Ach ja, was bisher geschah, liest du nach in unserer Spezial-Rubrik Rattster Review Story (Staffel 1, Folge 1-8 und Staffel 2, Folge 1-2).
Für die heutige Folge wird der Soundtrack von Cats and Dinosaurs geliefert, der radikalen Swing Band aus Göteborg / Schweden, von ihrem 2024er Album „Sabotage“, erschienen bei Pacaya Records.
Dieses Mal kommt die Illustration wieder von Crizzl (Freischaffende Künstlerin und Oma gegen Rechts).
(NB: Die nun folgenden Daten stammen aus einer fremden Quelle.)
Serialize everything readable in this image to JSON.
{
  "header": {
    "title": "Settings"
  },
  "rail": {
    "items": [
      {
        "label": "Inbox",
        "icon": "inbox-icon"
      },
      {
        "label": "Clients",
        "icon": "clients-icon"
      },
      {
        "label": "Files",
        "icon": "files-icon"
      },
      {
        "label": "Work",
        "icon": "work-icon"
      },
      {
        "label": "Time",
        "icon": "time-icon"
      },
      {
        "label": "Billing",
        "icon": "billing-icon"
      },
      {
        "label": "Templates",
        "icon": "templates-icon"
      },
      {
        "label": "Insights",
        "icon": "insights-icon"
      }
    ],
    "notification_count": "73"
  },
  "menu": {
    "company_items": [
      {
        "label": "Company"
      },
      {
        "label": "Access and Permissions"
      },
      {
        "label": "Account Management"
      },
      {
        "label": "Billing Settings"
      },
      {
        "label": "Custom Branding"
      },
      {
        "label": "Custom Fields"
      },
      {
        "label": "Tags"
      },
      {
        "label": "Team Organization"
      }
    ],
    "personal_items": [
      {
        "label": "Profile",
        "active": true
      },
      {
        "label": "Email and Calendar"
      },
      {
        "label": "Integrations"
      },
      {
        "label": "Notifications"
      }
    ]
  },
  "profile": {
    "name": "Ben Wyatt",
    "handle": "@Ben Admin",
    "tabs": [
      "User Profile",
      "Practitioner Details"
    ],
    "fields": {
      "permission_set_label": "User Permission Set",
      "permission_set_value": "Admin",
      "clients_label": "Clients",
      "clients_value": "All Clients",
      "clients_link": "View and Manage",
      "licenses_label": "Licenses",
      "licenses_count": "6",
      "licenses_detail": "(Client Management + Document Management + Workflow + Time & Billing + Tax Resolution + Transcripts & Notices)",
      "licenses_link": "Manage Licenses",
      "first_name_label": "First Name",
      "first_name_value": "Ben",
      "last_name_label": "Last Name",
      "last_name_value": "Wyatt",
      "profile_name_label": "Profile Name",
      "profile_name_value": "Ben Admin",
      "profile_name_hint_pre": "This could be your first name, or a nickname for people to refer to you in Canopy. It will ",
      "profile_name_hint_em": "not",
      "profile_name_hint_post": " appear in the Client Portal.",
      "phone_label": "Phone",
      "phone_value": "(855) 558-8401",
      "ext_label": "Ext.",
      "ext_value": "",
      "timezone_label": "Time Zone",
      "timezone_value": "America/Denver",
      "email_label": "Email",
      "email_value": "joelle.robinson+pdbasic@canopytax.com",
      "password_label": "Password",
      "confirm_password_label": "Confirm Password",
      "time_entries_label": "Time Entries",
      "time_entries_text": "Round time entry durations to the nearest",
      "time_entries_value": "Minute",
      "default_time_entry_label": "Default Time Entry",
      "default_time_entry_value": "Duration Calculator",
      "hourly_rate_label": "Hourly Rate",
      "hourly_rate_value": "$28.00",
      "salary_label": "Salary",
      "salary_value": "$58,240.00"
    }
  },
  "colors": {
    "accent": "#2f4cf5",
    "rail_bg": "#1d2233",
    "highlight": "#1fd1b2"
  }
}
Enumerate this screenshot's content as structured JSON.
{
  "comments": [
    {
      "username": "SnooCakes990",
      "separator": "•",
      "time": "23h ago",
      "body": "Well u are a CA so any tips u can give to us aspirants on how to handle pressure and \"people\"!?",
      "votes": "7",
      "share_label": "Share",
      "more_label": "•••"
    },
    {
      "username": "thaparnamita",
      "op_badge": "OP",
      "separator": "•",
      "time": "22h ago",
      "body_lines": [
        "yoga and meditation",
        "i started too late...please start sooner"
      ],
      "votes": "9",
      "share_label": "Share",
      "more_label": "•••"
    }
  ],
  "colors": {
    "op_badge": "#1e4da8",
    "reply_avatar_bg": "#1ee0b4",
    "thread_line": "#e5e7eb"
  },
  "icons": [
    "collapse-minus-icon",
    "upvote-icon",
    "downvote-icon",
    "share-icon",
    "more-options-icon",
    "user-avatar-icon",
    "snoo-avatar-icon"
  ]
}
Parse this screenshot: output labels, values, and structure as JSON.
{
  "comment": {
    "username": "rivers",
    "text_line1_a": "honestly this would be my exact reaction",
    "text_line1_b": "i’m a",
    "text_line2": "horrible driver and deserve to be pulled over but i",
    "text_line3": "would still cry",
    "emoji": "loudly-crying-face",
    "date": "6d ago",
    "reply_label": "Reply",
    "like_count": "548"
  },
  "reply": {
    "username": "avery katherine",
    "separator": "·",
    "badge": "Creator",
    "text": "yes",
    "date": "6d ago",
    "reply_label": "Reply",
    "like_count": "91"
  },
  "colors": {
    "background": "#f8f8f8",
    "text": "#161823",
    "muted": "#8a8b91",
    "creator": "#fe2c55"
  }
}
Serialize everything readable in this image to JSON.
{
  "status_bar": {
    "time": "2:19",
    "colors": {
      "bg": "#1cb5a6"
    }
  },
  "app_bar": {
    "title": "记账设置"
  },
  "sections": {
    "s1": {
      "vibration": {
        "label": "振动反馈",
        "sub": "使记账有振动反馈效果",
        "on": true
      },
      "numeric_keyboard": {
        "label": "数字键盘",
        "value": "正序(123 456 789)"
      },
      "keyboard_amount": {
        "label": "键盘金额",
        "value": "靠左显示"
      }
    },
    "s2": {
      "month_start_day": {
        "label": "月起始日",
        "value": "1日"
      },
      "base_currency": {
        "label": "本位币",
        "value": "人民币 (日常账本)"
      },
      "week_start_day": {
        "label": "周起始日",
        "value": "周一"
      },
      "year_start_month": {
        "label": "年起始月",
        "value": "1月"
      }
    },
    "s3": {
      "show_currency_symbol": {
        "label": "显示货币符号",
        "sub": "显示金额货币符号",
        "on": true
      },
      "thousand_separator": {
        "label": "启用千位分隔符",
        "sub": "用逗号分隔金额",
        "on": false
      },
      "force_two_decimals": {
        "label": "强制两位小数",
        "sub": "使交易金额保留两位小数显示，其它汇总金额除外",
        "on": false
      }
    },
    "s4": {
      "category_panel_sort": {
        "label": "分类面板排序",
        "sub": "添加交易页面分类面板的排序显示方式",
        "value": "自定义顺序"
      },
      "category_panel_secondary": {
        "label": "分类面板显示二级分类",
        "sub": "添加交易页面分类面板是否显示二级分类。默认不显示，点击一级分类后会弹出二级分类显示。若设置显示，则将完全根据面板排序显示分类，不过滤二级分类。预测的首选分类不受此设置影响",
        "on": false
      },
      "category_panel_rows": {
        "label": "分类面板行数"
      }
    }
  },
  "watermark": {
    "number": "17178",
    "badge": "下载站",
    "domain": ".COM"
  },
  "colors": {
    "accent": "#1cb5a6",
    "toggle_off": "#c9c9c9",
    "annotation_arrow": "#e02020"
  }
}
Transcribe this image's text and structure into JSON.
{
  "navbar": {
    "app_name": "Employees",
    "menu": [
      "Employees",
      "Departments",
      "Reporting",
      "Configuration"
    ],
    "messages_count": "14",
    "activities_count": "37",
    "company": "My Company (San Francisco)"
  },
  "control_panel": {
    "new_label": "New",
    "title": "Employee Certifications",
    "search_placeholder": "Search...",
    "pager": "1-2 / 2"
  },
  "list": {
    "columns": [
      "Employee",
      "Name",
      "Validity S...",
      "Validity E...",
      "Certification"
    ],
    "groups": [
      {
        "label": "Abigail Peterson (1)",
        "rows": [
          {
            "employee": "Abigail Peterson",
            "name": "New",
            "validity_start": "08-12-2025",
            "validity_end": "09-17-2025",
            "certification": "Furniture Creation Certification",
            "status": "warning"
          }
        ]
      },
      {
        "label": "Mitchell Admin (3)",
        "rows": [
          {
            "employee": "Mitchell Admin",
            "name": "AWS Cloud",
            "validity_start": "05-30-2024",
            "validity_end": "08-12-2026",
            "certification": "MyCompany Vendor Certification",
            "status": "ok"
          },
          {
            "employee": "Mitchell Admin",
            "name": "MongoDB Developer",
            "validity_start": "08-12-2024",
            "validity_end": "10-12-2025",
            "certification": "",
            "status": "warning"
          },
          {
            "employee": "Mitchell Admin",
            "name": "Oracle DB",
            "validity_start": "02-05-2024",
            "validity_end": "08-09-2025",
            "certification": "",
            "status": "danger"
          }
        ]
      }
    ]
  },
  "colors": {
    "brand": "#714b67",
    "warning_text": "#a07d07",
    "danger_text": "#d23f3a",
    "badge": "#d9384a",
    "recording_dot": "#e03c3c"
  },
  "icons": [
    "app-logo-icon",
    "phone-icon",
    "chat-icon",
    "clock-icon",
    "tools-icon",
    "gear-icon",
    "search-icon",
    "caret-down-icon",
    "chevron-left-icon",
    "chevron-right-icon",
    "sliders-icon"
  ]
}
Besten Dank dafür!
Klar hat Hamster auch wieder ihre Songzitat-Macke ausgelebt. Heute leicht zu erraten, mit zwei sehr bekannten Punkrock-Zeilen. Erkannt? Falls nicht, findest du die Lösung wie immer am Ende.
Viel Spaß!
Das Maul pappig, der Magen hohl, seine Pfoten krallten sich steif am Lenker der Babetta fest. Dehydriert mit Unterzucker fuhr er die nächste Kreiskurve. Der Fahrtwind war eiskalt und blies durch den Mantel hindurch tief in Rattes aufgeplustertes Fell hinein. „Auaaaaaa, mein Schädel!“, wimmerte er, als er über einen holprigen Feldweg rumpelte.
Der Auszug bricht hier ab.